Отсчет мертвецов звучал совсем рядом. Фролов лежал, уткнувшись лицом в землю, и молчал. Прохоров оглянулся. Фридрих выстрелил в очередного пленного, подошел к ряду, где лежал Михаил, слева.
– Один, два, три… – начал Калау свой отсчет.
«Все, это конец», – мелькнула в голове у Прохорова мысль, и он инстинктивно втянул голову в плечи…
– Фридрих, – окликнул племянника комендант.
– Да, господин штурмбаннфюрер, – с готовностью отозвался лагерный медик и опустил пистолет.
– Глотнуть не хочешь? – Он приподнял бутылку с остатками коньяка.
– Не откажусь.
Гросс бросил бутылку. Фридрих попытался ее поймать, но не успел. Стекло брызнуло осколками. Калау чертыхнулся, махнул рукой и продолжил отсчет. Прохоров не сразу сообразил, что племянник коменданта повторно назвал уже произнесенную им цифру «три».
– …семь, восемь, девять… – звучало за спиной.
– Прощай, товарищ, – прошептал Прохорову лежавший от него справа пленный, в глазах говорившего было не только сожаление по поводу того, что Прохоров сейчас распрощается с жизнью, но и облегчение, что смерть обходит его самого стороной.
– …десять.
Михаил сжал зубы, ожидая выстрела в затылок. И он последовал. Голова соседа справа словно взорвалась. Прохоров почувствовал на своей щеке что-то липкое и теплое. Элементарная ошибка в счете, сделанная подвыпившим лагерным медиком, спасла жизнь одному пленному и забрала ее у другого.
Фридрих отдалялся, даже не заметив своей ошибки.
– …три, четыре, пять…
* * *
День проходил за днем. Работа в мастерской по ремонту и изготовлению скорняжных инструментов наладилась. Немцы из охраны нередко обращались к пленным, делали небольшие заказы. Кому-то просто штык наточить, кому-то нужно было сделать перочинный ножик или зажигалку. Особой популярностью пользовались деревянные, обтянутые тисненой с инициалами владельца кожей портсигары, которые научился резать Прохоров.
За сделанную работу с пленными рассчитывались кто продуктами, кто табаком, спичками. Так что жизнь по лагерным меркам наступила сытая и богатая. Фролов с Прохоровым тайком даже стали делать запасы продуктов для побега – сушили сухари. Появилось даже по-настоящему свободное время. Михаил сделал пару ножей – для себя и для Фролова. Он решил теперь всегда иметь при себе оружие. Не для того, чтобы убить кого-то. В случае провала Прохоров решил сам лишить себя жизни, чтобы не выдать Илью под пытками. Носить нож при себе было опасно, но Михаил и тут отыскал выход.
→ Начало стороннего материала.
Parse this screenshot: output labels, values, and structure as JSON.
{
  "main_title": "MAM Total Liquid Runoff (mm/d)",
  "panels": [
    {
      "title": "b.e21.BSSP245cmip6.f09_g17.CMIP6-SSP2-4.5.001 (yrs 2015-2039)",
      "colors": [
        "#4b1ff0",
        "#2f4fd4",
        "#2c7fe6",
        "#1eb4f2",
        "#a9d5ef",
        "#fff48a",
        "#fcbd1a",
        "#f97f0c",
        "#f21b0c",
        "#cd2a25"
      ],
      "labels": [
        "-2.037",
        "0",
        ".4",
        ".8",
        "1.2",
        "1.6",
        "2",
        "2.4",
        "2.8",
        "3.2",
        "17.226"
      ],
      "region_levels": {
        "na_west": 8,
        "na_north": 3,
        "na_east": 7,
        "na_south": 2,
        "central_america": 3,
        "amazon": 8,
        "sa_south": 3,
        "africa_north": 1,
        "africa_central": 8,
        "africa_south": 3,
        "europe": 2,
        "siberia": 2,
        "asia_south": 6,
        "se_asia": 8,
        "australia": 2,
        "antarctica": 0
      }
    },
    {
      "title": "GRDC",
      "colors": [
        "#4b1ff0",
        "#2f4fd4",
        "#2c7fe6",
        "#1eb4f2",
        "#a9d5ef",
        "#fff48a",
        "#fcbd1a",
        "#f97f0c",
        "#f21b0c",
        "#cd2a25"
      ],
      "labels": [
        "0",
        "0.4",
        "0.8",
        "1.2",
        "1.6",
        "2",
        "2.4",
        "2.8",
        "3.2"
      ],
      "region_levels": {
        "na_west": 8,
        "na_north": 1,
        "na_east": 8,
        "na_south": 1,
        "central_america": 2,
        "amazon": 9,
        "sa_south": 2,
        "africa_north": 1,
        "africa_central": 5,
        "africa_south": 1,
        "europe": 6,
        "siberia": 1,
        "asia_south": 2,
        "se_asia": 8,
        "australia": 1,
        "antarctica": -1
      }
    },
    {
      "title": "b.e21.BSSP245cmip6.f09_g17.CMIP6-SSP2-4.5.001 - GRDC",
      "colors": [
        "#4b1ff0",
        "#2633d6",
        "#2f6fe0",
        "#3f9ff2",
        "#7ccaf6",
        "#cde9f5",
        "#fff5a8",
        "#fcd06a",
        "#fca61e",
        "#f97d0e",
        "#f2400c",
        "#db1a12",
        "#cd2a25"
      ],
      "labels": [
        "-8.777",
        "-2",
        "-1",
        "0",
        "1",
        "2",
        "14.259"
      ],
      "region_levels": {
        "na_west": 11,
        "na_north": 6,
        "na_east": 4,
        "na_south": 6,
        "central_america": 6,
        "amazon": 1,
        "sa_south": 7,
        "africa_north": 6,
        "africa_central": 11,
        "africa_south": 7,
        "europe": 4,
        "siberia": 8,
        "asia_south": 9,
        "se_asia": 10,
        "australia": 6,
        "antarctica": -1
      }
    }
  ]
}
Он соорудил в голенище сапога тайник, подшив его вторым слоем кожи, туда нож входил целиком.
Но продолжить копать лаз дальше никак не получалось. Невозможно было забраться в мастерскую ночью. Некоторые пленные спали очень чутко. Даже просто поднимешься посреди ночи и тут же слышишь, как кто-то перестал храпеть, заворочался. Не станешь же в такой ситуации ковыряться в замке двери, ведущей в мастерскую, – это верная смерть. Стукач в бараке обязательно найдется. «Закон жанра», – как любил говорить Фролов. Положение стало казаться Прохорову безвыходным, а вот осторожный Фролов убеждал его потерпеть. Мол, судьба раньше или позже подбросит спасительный шанс, нужно только терпеливо дождаться его и грамотно им воспользоваться.